К 90-летию ФРИДЫ ВИГДОРОВОЙ
Нина Дьяконова
ФРИДЕ
Судьба подарила мне одиннадцать лет дружбы с Фридой.
Часто говорят, что отношения, даже самые теплые, все время меняются,
приобретают новые оттенки. Мое к ней не менялось,
всегда оставалось полным любви и удивления.
В первый же раз, когда я увидела ее в 1951 году в доме ботаников
Н. Ф. и
М. Э. Кирпичниковых, родственников друга Фриды Е. Г. Эткинда, я поняла, что передо мной нечто
особенное: маленькое, прелестное, с дивным сиянием глаз и улыбки. Она говорила
мало, очень внимательно слушала. Почему-то я запомнила, что когда речь зашла о
новом французском фильме («Скандал в Клошмерле»), она
тихо сказала, очень точно воспроизводя интонацию одного из персонажей —
священника, который пытается урезонить не в меру ретивую и злобную старую деву:
«Церковь нуждается в таких избранных душах. Но мы не можем вести всю нашу
молодежь по этому пути».
Через год, зимой 1952 года, я в Москве сломала ногу, и она, хотя
виделись мы только один раз, пришла меня проведать вместе с дочкой Сашей. К
сожалению, на другой день она надолго уезжала, чтобы работать над очередной
книгой. Вместо нее меня часто навещал ее муж, Александр Борисович Раскин.
Разговоры наши были длинными, искренними и после моего отъезда в Ленинград
перешли в переписку, частую и живую, продолжавшуюся около двух лет. Прекратил
ее Александр Борисович, потому что старинная его знакомая, мать его друга,
сказала ему, что переписка эта огорчает Фриду.
Я не чувствовала никакой вины перед Фридой,
так как отношения мои с Александром Борисовичем (и письма наши) были только
дружескими, с минимальной дозой кокетства с моей стороны и галантности с его.
Ни с той, ни с другой стороны не было и тени влюбленности. В 1954 году мы с Фридой встретились у общих московских друзей Левиных, и на
другой день, когда я уезжала, Фрида
принесла мне письма для передачи в Питере. Я опаздывала, очень нервничала, мой
чемодан ни за что не хотел закрываться, и Фрида
решила эту проблему радикально: села на строптивый чемодан, он захлопнулся, мы
кинулись, вместе держа его, вниз по лестнице, она остановила такси, вовремя
доставила меня на вокзал и заплатила десять рублей, которых у меня не было.

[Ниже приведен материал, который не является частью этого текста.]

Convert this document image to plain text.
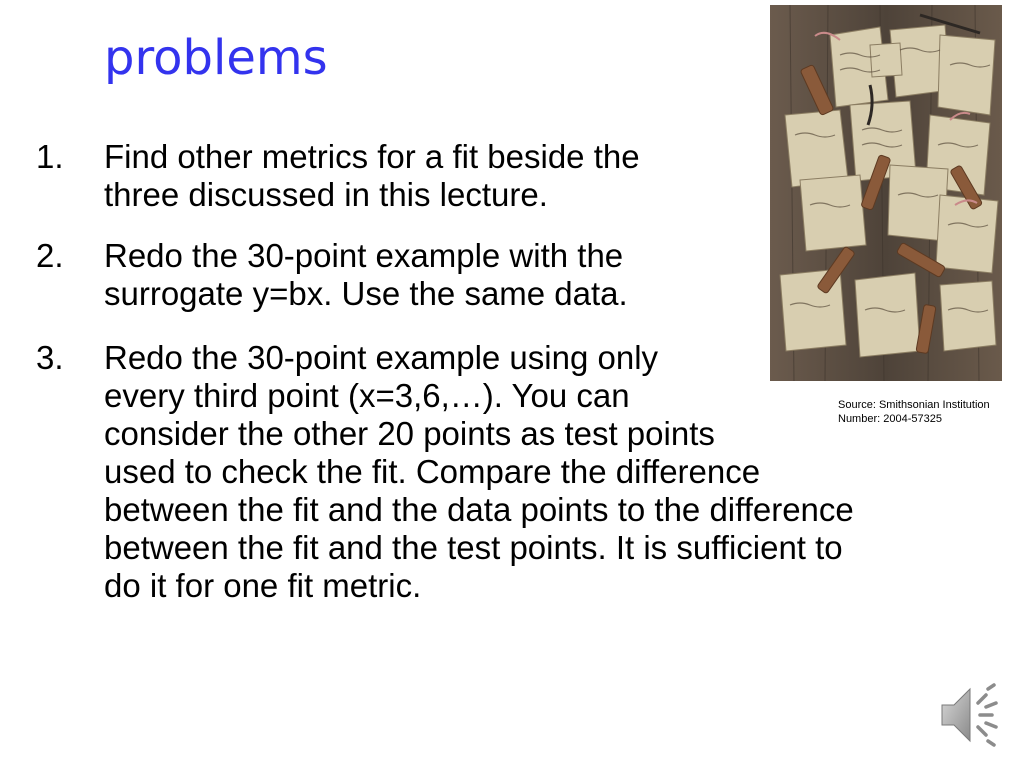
problems
1. Find other metrics for a fit beside the
three discussed in this lecture.
2. Redo the 30-point example with the
surrogate y=bx. Use the same data.
3. Redo the 30-point example using only
every third point (x=3,6,…). You can
consider the other 20 points as test points
used to check the fit. Compare the difference
between the fit and the data points to the difference
between the fit and the test points. It is sufficient to
do it for one fit metric.
Source: Smithsonian Institution
Number: 2004-57325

После этого, вполне естественно, я послала ей благодарственное
письмо — с оговоркой, что если она не хочет, она вольна
не отвечать. Но Фрида ответила прелестным, веселым
письмецом, а я ей, а она мне. И тут она приехала в Ленинград и пришла ко мне.
Мы были одни. И наконец я спросила:
«Это правда, что вам неприятна была моя переписка с Шурой?» Она ответила: «Да,
правда». Тогда я стала говорить о том, каковы были наши с Шурой отношения, она
поняла, что я говорю правду, и сразу мне поверила. И разговор наш стал
откровенным, теплым, сердечным и продолжался в письмах до ее смерти.
Никогда не забуду, как искала ее глазами на перроне
Ленинградского вокзала. Она всегда приходила встречать меня. Мы захлебывались
словами и рассказами и несколько раз уезжали в метро в противоположном
направлении, не замечая, куда едем. Так же неизменны были и проводы. Однажды
она поехала со мной даже тогда, когда у нее собрались близкие друзья послушать
песни Алика Городницкого. Мы сидели до последней
минуты, и я хотела незаметно выскользнуть, но Фрида
воспрепятствовала: она не могла допустить, чтобы я грустно уезжала одна!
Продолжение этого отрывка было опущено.